Through these partnerships, corporate policies and sponsorships, Target is solidifying its stance on GLBT issues.
Duty notes, “Fostering an inclusive culture is a core value at Target. We respect and value the individuality of all our team members and guests. We know that valuing diversity makes good business sense, and helps ensure our future success. In addition to positioning us as an employer of choice for team members, this issue is also important to our guests.”
Target achieved the top rating of 100 percent on the 2009 Human Rights Campaign Corporate Equality Index and Best Places to Work survey for the first time since the company began participating five years ago. No doubt, helping achieve that perfect score was Target’s stance on domestic partnerships and benefits.
Duty explains, “Our inclusive workplace policies ensure all team members feel welcome, respected, and valued, regardless of their lifestyle and background. As part of our commitment to fostering an inclusive culture, Target is proud to offer the opportunity to participate in a variety of quality benefit programs—including health care, dental, dependent life insurance, and our Employee Assistance Program—to same-sex or opposite-sex domestic partners of eligible team members.”

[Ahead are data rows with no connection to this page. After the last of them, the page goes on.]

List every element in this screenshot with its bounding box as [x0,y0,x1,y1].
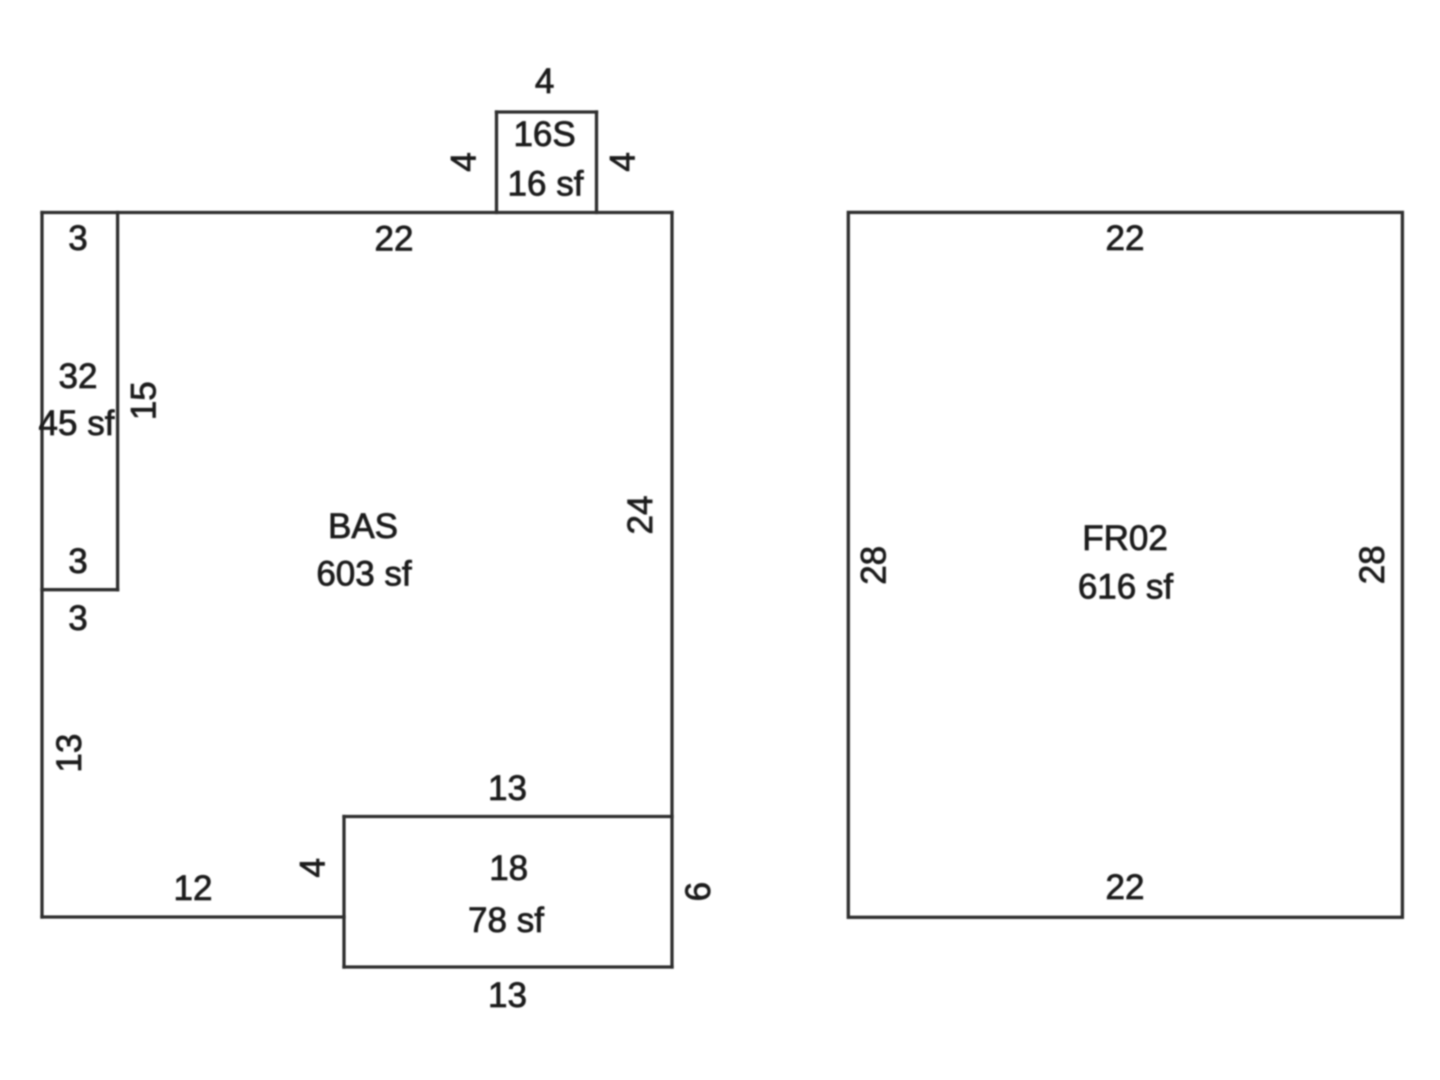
svg-text:4: 4 [445,152,484,171]
svg-text:FR02: FR02 [1082,519,1168,558]
svg-text:15: 15 [125,381,164,420]
svg-text:24: 24 [621,496,660,535]
svg-text:16 sf: 16 sf [508,165,584,204]
svg-text:18: 18 [489,849,528,888]
svg-text:45 sf: 45 sf [39,404,115,443]
svg-text:603 sf: 603 sf [316,555,412,594]
svg-text:22: 22 [1106,219,1145,258]
svg-text:13: 13 [488,769,527,808]
svg-text:4: 4 [535,62,554,101]
svg-text:6: 6 [679,882,718,901]
svg-text:3: 3 [68,219,87,258]
svg-text:16S: 16S [513,115,575,154]
svg-text:616 sf: 616 sf [1078,568,1174,607]
svg-text:32: 32 [59,357,98,396]
svg-text:4: 4 [294,858,333,877]
svg-text:3: 3 [68,542,87,581]
svg-text:78 sf: 78 sf [468,901,544,940]
svg-text:28: 28 [1353,545,1392,584]
svg-text:BAS: BAS [328,507,398,546]
svg-text:13: 13 [50,734,89,773]
svg-text:22: 22 [1106,868,1145,907]
svg-text:4: 4 [603,152,642,171]
svg-text:3: 3 [68,599,87,638]
svg-text:28: 28 [855,546,894,585]
svg-text:12: 12 [174,869,213,908]
svg-text:13: 13 [488,976,527,1015]
svg-text:22: 22 [375,220,414,259]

Target’s track record has led not only to recognition by this 2009 Lavender PRIDE Award, but also by the general GLBT community that the company has encouraged, welcomed, and supported.
Duty remarks, “We are excited that our efforts are recognized by the community. The award recognizes our commitment to the GLBT community, to diversity, and to all of the communities we serve. At Target, diversity is a core value, and we are committed to creating a level playing field where all team members can bring their true selves to work.”